Share This Article
EDPB binding decisions are challengeable under the GDPR: with its judgment of 10 February 2026 in Case C-97/23 P, the Court of Justice of the European Union confirmed that binding decisions adopted by the European Data Protection Board under Article 65 GDPR can be directly challenged before the EU Courts under Article 263 TFEU.
This is not just a procedural clarification for litigators. It is a structural development that becomes central in the context of the Digital Omnibus reform, which is considering a stronger role for the EDPB and a reduced operational footprint for the European Commission in GDPR matters.
The ruling in WhatsApp Ireland v European Data Protection Board forces us to read the current institutional reform debate through a different lens: if the EDPB is going to exercise more power, its decisions must be fully reviewable. The Court has now made that point unequivocally clear.
From WhatsApp to Luxembourg: Why EDPB Binding Decisions Are Challengeable Under GDPR
WhatsApp tried to challenge the EDPB binding decision directly before the EU Courts.
The General Court dismissed the action as inadmissible, arguing that the EDPB decision was merely an intermediate procedural step. According to that logic, only the final national decision could be challenged. The Court of Justice took a different view.
It focused on substance rather than form. If an act produces binding legal effects and leaves no discretion to the national authority, it cannot be considered a simple preparatory step. The EDPB decision definitively resolved the dispute between authorities and shaped the content of the final enforcement measure.
Therefore, the principle is now established: EDPB binding decisions are challengeable under GDPR.
Why This Judgment Matters More Because of the Digital Omnibus
If this were only about admissibility under Article 263 TFEU, it would already be important. But the real significance lies elsewhere.
The Digital Omnibus reform is exploring a rationalization of EU digital legislation and, in that context, a possible strengthening of the EDPB’s role in GDPR governance. Discussions have pointed toward delegating more operational and coordination tasks to the EDPB while reducing certain functions currently exercised by the European Commission. That is a political and institutional choice.
But centralization always comes with a question: who controls the controller?
If the EDPB is going to have greater authority in resolving disputes, interpreting GDPR provisions, or indirectly influencing the level of administrative fines across Member States, its decisions must be open to direct judicial review.
This is precisely what the Court has now confirmed.
In practical terms, the recognition that EDPB binding decisions are challengeable under GDPR becomes the constitutional safeguard of any future reform. The more the Digital Omnibus strengthens the EDPB, the more relevant this judgment becomes.
Centralization and Accountability Must Move Together
Over the years, I have often argued that the GDPR enforcement architecture suffers from fragmentation and inconsistency. The cooperation mechanism was meant to solve that, but it has also increased the complexity of proceedings.
A stronger EDPB could improve consistency across Member States. That would be positive for legal certainty and for companies operating cross-border. However, consistency cannot come at the price of reduced judicial protection.
The Court’s reasoning is reassuring in that sense. It makes clear that EDPB binding decisions are not internal coordination tools. They are acts capable of directly affecting undertakings. As such, they must be challengeable before the EU Courts.
This ensures that any expansion of EDPB powers under the Digital Omnibus remains anchored to effective judicial control.
What This Means for Companies
For companies involved in cross-border investigations, the litigation landscape becomes more sophisticated. It is no longer just about challenging the national supervisory authority’s decision before domestic courts. There is now the possibility of directly challenging the EDPB’s binding determination at EU level.
That opens strategic considerations:
-
whether to pursue parallel proceedings;
-
how to coordinate arguments between EU and national litigation;
-
how to assess the procedural and reputational implications.
More importantly, companies will need to monitor EDPB decisions even more closely if the Digital Omnibus reform enhances its institutional role. EDPB determinations may increasingly shape the interpretation of core GDPR concepts and the parameters of enforcement.

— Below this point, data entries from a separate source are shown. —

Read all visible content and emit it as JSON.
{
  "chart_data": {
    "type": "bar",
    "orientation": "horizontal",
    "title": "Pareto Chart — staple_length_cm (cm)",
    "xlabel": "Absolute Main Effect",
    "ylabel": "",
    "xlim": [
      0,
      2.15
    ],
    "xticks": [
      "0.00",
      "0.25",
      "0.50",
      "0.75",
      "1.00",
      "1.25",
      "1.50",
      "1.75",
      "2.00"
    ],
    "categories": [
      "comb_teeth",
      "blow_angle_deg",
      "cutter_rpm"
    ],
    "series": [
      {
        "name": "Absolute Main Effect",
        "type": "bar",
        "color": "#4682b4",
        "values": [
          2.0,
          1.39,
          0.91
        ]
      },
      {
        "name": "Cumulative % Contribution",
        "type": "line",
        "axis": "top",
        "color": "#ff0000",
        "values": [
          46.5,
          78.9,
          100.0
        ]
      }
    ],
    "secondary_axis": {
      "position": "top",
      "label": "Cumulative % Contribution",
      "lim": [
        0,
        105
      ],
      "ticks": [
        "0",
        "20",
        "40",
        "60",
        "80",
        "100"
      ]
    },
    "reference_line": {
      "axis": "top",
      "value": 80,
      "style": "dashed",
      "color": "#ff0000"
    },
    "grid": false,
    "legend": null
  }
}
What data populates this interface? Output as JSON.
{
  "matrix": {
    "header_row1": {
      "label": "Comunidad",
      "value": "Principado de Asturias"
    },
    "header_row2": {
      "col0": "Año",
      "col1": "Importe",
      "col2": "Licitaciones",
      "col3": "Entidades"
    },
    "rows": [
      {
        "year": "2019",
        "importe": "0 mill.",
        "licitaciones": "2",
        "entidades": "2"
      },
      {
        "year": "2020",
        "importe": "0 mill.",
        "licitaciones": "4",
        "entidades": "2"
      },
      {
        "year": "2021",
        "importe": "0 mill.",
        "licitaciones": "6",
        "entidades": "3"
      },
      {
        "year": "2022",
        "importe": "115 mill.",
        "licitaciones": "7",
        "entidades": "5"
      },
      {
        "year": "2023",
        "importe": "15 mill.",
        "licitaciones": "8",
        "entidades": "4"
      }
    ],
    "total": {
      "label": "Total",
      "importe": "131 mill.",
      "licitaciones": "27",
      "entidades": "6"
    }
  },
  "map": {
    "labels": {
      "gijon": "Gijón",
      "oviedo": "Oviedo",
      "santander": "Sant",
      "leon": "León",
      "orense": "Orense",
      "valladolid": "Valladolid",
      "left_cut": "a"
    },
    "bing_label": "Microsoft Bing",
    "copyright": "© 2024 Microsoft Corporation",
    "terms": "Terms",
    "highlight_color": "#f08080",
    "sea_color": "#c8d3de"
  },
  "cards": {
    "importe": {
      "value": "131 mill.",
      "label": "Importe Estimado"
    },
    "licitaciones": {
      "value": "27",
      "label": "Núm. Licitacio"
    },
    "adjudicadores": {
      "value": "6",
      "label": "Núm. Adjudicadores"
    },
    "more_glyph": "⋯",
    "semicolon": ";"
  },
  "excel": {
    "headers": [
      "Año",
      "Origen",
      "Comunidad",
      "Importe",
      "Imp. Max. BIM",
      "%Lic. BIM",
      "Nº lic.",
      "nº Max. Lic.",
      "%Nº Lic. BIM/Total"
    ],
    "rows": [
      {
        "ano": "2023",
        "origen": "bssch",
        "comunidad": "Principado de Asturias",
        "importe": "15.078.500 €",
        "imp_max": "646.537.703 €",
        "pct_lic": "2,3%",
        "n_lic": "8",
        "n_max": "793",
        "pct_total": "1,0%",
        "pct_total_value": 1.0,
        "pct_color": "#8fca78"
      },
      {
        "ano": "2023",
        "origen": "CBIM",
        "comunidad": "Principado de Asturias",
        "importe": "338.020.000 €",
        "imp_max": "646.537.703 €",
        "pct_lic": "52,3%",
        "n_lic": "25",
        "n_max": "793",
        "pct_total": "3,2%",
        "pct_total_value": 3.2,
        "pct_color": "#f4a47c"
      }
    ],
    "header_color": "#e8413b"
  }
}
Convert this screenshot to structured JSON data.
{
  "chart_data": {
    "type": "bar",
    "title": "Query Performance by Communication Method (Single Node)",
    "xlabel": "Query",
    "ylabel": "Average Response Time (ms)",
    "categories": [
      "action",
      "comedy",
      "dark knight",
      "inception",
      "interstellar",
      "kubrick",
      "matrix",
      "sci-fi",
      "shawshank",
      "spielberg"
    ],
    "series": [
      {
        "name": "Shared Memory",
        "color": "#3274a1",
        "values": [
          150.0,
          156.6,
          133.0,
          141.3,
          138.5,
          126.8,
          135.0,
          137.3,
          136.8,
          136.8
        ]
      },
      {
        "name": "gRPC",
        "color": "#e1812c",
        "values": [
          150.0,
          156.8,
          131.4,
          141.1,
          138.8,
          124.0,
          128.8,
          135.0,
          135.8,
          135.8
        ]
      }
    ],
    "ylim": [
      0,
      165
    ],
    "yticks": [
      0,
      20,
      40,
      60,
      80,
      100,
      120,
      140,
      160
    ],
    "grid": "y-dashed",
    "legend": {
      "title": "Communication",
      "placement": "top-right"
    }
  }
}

The formula that EDPB binding decisions are challengeable under GDPR is therefore not a technical headline. It is a signal that the balance of power within EU data protection law is evolving.
A Structural Moment for EU Data Governance
The GDPR created a unique enforcement model, combining national authorities with a supranational consistency mechanism. The Digital Omnibus reform may push that model further toward centralization.
The ECJ judgment ensures that this evolution remains compatible with the rule of law.
In my view, this is the real takeaway. The Court is not resisting institutional reform. It is ensuring that reform remains embedded in judicial guarantees.
As the General Court now examines the merits of the case, we will gain further clarity on the substantive limits of the EDPB’s authority. But the procedural framework is already set.
If the EDPB is empowered further under the Digital Omnibus, its acts will remain subject to direct scrutiny by the EU Courts. And that is exactly how a mature regulatory system should function.